2. Run `stella db jobs run source:cert-bund:fetch --and-then source:cert-bund:parse --and-then source:cert-bund:map` until the fetch log reports `enqueued=0`.
3. Restore defaults and capture the cursor snapshot for audit.
---
## 4. Locale & Translation Guidance
- Advisories remain in German (`language: "de"`). Preserve wording for provenance and legal accuracy.
- UI localisation: enable the translation bundles documented in `docs/15_UI_GUIDE.md` if English UI copy is required. Operators can overlay machine or human translations, but the canonical database stores the source text.
- Docs guild is compiling a CERT-Bund terminology glossary under `docs/locale/certbund-glossary.md` so downstream teams can reference consistent English equivalents without altering the stored advisories.
---
## 5. Verification Checklist
1. Observe `certbund.feed.fetch.success` and `certbund.detail.fetch.success` increments after runs; `certbund.feed.coverage.days` should hover near the observed RSS window.

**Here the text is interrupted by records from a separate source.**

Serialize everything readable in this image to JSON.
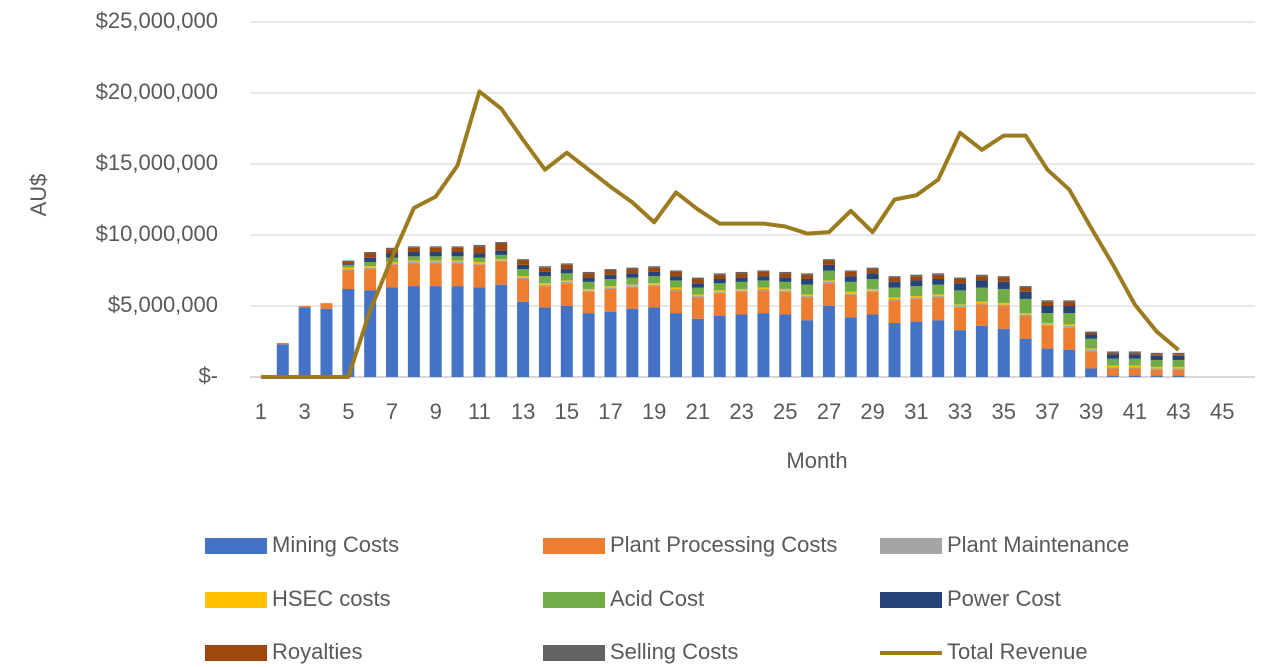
{
  "chart_data": {
    "type": "bar",
    "stacked": true,
    "x_label": "Month",
    "y_label": "AU$",
    "categories": [
      1,
      null,
      3,
      null,
      5,
      null,
      7,
      null,
      9,
      null,
      11,
      null,
      13,
      null,
      15,
      null,
      17,
      null,
      19,
      null,
      21,
      null,
      23,
      null,
      25,
      null,
      27,
      null,
      29,
      null,
      31,
      null,
      33,
      null,
      35,
      null,
      37,
      null,
      39,
      null,
      41,
      null,
      43,
      null,
      45,
      null
    ],
    "ylim": [
      0,
      25000000
    ],
    "yticks": [
      {
        "value": 0,
        "label": "$-"
      },
      {
        "value": 5000000,
        "label": "$5,000,000"
      },
      {
        "value": 10000000,
        "label": "$10,000,000"
      },
      {
        "value": 15000000,
        "label": "$15,000,000"
      },
      {
        "value": 20000000,
        "label": "$20,000,000"
      },
      {
        "value": 25000000,
        "label": "$25,000,000"
      }
    ],
    "grid": true,
    "legend": "bottom",
    "series": [
      {
        "name": "Mining Costs",
        "color": "#4472c4",
        "values": [
          0,
          2300000,
          4900000,
          4800000,
          6200000,
          6100000,
          6300000,
          6400000,
          6400000,
          6400000,
          6300000,
          6500000,
          5300000,
          4900000,
          5000000,
          4500000,
          4600000,
          4800000,
          4900000,
          4500000,
          4100000,
          4300000,
          4400000,
          4500000,
          4400000,
          4000000,
          5000000,
          4200000,
          4400000,
          3800000,
          3900000,
          4000000,
          3300000,
          3600000,
          3400000,
          2700000,
          2000000,
          1900000,
          600000,
          100000,
          100000,
          100000,
          100000,
          null,
          null,
          null
        ]
      },
      {
        "name": "Plant Processing Costs",
        "color": "#ed7d31",
        "values": [
          0,
          100000,
          100000,
          400000,
          1300000,
          1500000,
          1600000,
          1600000,
          1600000,
          1600000,
          1600000,
          1600000,
          1600000,
          1500000,
          1600000,
          1500000,
          1600000,
          1500000,
          1500000,
          1600000,
          1500000,
          1600000,
          1600000,
          1600000,
          1600000,
          1600000,
          1600000,
          1600000,
          1600000,
          1600000,
          1600000,
          1600000,
          1600000,
          1500000,
          1600000,
          1600000,
          1600000,
          1600000,
          1200000,
          500000,
          500000,
          400000,
          400000,
          null,
          null,
          null
        ]
      },
      {
        "name": "Plant Maintenance",
        "color": "#a5a5a5",
        "values": [
          0,
          0,
          0,
          0,
          100000,
          100000,
          100000,
          100000,
          100000,
          100000,
          100000,
          100000,
          100000,
          100000,
          100000,
          100000,
          100000,
          100000,
          100000,
          100000,
          100000,
          100000,
          100000,
          100000,
          100000,
          100000,
          100000,
          100000,
          100000,
          100000,
          100000,
          100000,
          100000,
          100000,
          100000,
          100000,
          100000,
          100000,
          100000,
          100000,
          100000,
          100000,
          100000,
          null,
          null,
          null
        ]
      },
      {
        "name": "HSEC costs",
        "color": "#ffc000",
        "values": [
          0,
          0,
          0,
          0,
          100000,
          100000,
          100000,
          100000,
          100000,
          100000,
          100000,
          100000,
          100000,
          100000,
          100000,
          100000,
          100000,
          100000,
          100000,
          100000,
          100000,
          100000,
          100000,
          100000,
          100000,
          100000,
          100000,
          100000,
          100000,
          100000,
          100000,
          100000,
          100000,
          100000,
          100000,
          100000,
          100000,
          100000,
          100000,
          100000,
          100000,
          100000,
          100000,
          null,
          null,
          null
        ]
      },
      {
        "name": "Acid Cost",
        "color": "#70ad47",
        "values": [
          0,
          0,
          0,
          0,
          200000,
          300000,
          300000,
          300000,
          300000,
          300000,
          300000,
          300000,
          500000,
          500000,
          500000,
          500000,
          500000,
          500000,
          500000,
          500000,
          500000,
          500000,
          500000,
          500000,
          500000,
          700000,
          700000,
          700000,
          700000,
          700000,
          700000,
          700000,
          1000000,
          1000000,
          1000000,
          1000000,
          700000,
          800000,
          700000,
          500000,
          500000,
          500000,
          500000,
          null,
          null,
          null
        ]
      },
      {
        "name": "Power Cost",
        "color": "#264478",
        "values": [
          0,
          0,
          0,
          0,
          100000,
          300000,
          300000,
          300000,
          300000,
          300000,
          300000,
          300000,
          300000,
          300000,
          300000,
          300000,
          300000,
          300000,
          300000,
          300000,
          300000,
          300000,
          300000,
          300000,
          300000,
          400000,
          400000,
          400000,
          400000,
          400000,
          400000,
          400000,
          500000,
          500000,
          500000,
          500000,
          500000,
          500000,
          300000,
          300000,
          300000,
          300000,
          300000,
          null,
          null,
          null
        ]
      },
      {
        "name": "Royalties",
        "color": "#9e480e",
        "values": [
          0,
          0,
          0,
          0,
          100000,
          300000,
          300000,
          300000,
          300000,
          300000,
          500000,
          500000,
          300000,
          300000,
          300000,
          300000,
          300000,
          300000,
          300000,
          300000,
          300000,
          300000,
          300000,
          300000,
          300000,
          300000,
          300000,
          300000,
          300000,
          300000,
          300000,
          300000,
          300000,
          300000,
          300000,
          300000,
          300000,
          300000,
          100000,
          100000,
          100000,
          100000,
          100000,
          null,
          null,
          null
        ]
      },
      {
        "name": "Selling Costs",
        "color": "#636363",
        "values": [
          0,
          0,
          0,
          0,
          100000,
          100000,
          100000,
          100000,
          100000,
          100000,
          100000,
          100000,
          100000,
          100000,
          100000,
          100000,
          100000,
          100000,
          100000,
          100000,
          100000,
          100000,
          100000,
          100000,
          100000,
          100000,
          100000,
          100000,
          100000,
          100000,
          100000,
          100000,
          100000,
          100000,
          100000,
          100000,
          100000,
          100000,
          100000,
          100000,
          100000,
          100000,
          100000,
          null,
          null,
          null
        ]
      },
      {
        "name": "Total Revenue",
        "color": "#9c7a1e",
        "type": "line",
        "values": [
          0,
          0,
          0,
          0,
          0,
          4700000,
          8400000,
          11900000,
          12700000,
          14900000,
          20100000,
          18900000,
          16700000,
          14600000,
          15800000,
          14600000,
          13400000,
          12300000,
          10900000,
          13000000,
          11800000,
          10800000,
          10800000,
          10800000,
          10600000,
          10100000,
          10200000,
          11700000,
          10200000,
          12500000,
          12800000,
          13900000,
          17200000,
          16000000,
          17000000,
          17000000,
          14600000,
          13200000,
          10500000,
          7900000,
          5100000,
          3200000,
          1900000,
          null,
          null,
          null
        ]
      }
    ]
  }
}
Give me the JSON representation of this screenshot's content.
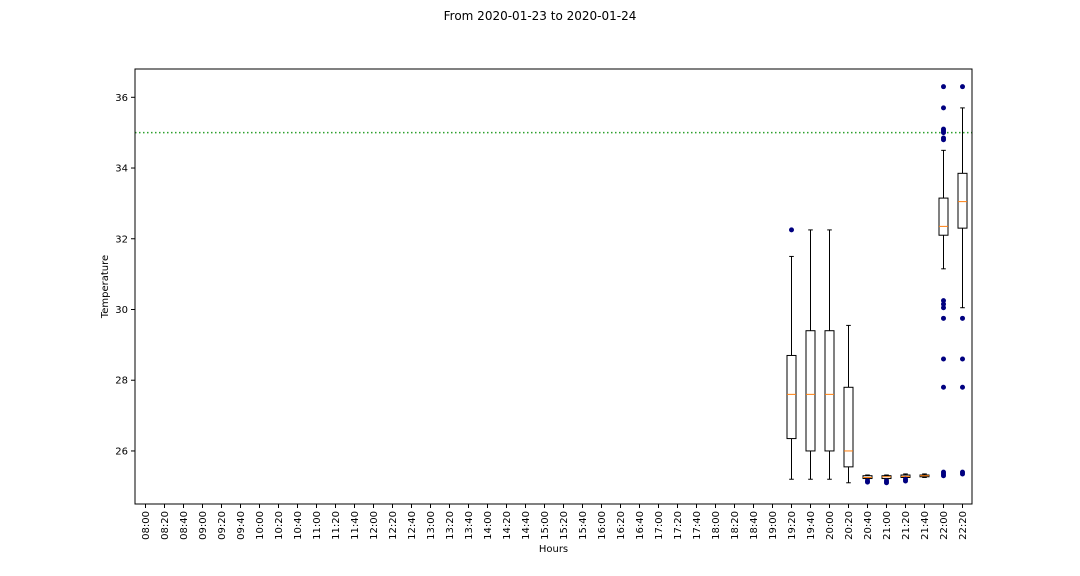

2. Ensure summary logs report `truncated=false` in steady state—`true` indicates the fetch cap was hit.
3. During backfills, watch `certbund.feed.enqueued.count` trend to zero.
4. Spot-check stored advisories in Mongo to confirm `language="de"` and reference URLs match the portal detail endpoint.
5. For Offline Kit exports, validate SHA256 hashes before distribution.